RubyHash started with a simple frustration: staring at two walls of Ruby hash output in the terminal, trying to figure out which key changed. Every Ruby developer who has worked with Minitest knows the feeling. Your test fails, the diff dumps two nearly identical hashes, and you're left squinting at curly braces and hashrockets trying to spot the one value that's different.
So I built a tool to fix it. Paste your Minitest hash diff, and RubyHash converts the Ruby hash syntax to sorted JSON and renders a clean, highlighted side-by-side comparison. It handles hashrockets, symbol keys, nested hashes, arrays, nil values, and all the other quirks of Ruby's hash syntax. No sign-up, no install, just paste and compare.

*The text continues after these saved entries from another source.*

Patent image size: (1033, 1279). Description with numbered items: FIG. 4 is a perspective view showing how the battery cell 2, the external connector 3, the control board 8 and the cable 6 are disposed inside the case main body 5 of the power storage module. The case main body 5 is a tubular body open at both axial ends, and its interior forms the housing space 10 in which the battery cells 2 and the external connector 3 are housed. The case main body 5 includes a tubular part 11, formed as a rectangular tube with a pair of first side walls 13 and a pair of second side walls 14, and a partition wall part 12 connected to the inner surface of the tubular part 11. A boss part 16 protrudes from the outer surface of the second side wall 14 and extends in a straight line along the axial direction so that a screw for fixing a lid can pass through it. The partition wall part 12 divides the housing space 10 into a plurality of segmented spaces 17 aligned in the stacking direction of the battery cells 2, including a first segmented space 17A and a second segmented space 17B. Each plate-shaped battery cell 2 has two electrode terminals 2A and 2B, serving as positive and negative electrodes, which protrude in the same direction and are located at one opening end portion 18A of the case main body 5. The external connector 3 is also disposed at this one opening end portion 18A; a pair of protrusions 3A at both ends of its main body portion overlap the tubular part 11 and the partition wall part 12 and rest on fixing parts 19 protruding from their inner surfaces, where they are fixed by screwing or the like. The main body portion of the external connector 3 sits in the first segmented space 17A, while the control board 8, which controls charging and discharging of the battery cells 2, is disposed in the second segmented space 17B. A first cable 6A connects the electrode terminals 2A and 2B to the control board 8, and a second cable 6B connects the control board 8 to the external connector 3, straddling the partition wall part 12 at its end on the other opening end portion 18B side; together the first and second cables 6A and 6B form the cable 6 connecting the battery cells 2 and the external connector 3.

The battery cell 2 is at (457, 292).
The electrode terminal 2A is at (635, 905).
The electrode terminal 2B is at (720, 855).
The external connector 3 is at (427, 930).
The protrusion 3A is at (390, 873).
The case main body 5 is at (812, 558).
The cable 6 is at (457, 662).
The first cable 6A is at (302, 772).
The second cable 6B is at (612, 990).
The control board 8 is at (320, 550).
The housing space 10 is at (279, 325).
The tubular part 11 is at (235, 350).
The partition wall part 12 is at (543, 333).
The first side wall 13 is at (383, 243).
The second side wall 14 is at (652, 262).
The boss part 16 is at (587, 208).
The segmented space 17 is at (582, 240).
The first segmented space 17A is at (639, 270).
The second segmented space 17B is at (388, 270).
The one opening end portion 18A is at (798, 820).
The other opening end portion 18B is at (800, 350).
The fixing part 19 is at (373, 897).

Under the hood, RubyHash uses a hand-written recursive descent parser that converts Ruby hash syntax into JavaScript objects. It's not a regex hack or a simple find-and-replace. The parser handles every Ruby hash format: :symbol => value hashrockets, "string" => value keys, modern key: value syntax, nested hashes, arrays, nil/true/false, quoted symbols, and escape sequences. Once parsed, the objects are sorted by key and rendered as formatted JSON so you can see exactly what changed.
The diff viewer also detects type changes between the expected and actual values. If a field changed from nil to a string, or from a number to an object, you'll see a type badge highlighting the change. This catches a whole class of bugs that are easy to miss when you're just reading raw hash output.
Beyond the tool, RubyHash publishes articles about Ruby, Rails, testing, and developer tooling. The blog covers topics like metaprogramming best practices, Ruby's Enumerable module, duck typing, testing culture, pattern matching, ActiveRecord performance, and more. Every post is written from practical experience, with real code examples and opinionated takes on what works and what doesn't.
Whether you're a seasoned Rubyist or picking up the language for the first time, the goal is the same: help you write better Ruby code and debug it faster when something goes wrong.
RubyHash is built and maintained by Lachlan Young, a software developer who works with Ruby and Rails daily. I built RubyHash because I needed it myself, and I keep writing about Ruby because it's a language that rewards depth. The more you learn about how Ruby works under the hood, the better your code gets.
The Ruby hash parser that powers this tool is open source and runs entirely in your browser. No data is sent to any server. Your hash diffs stay on your machine.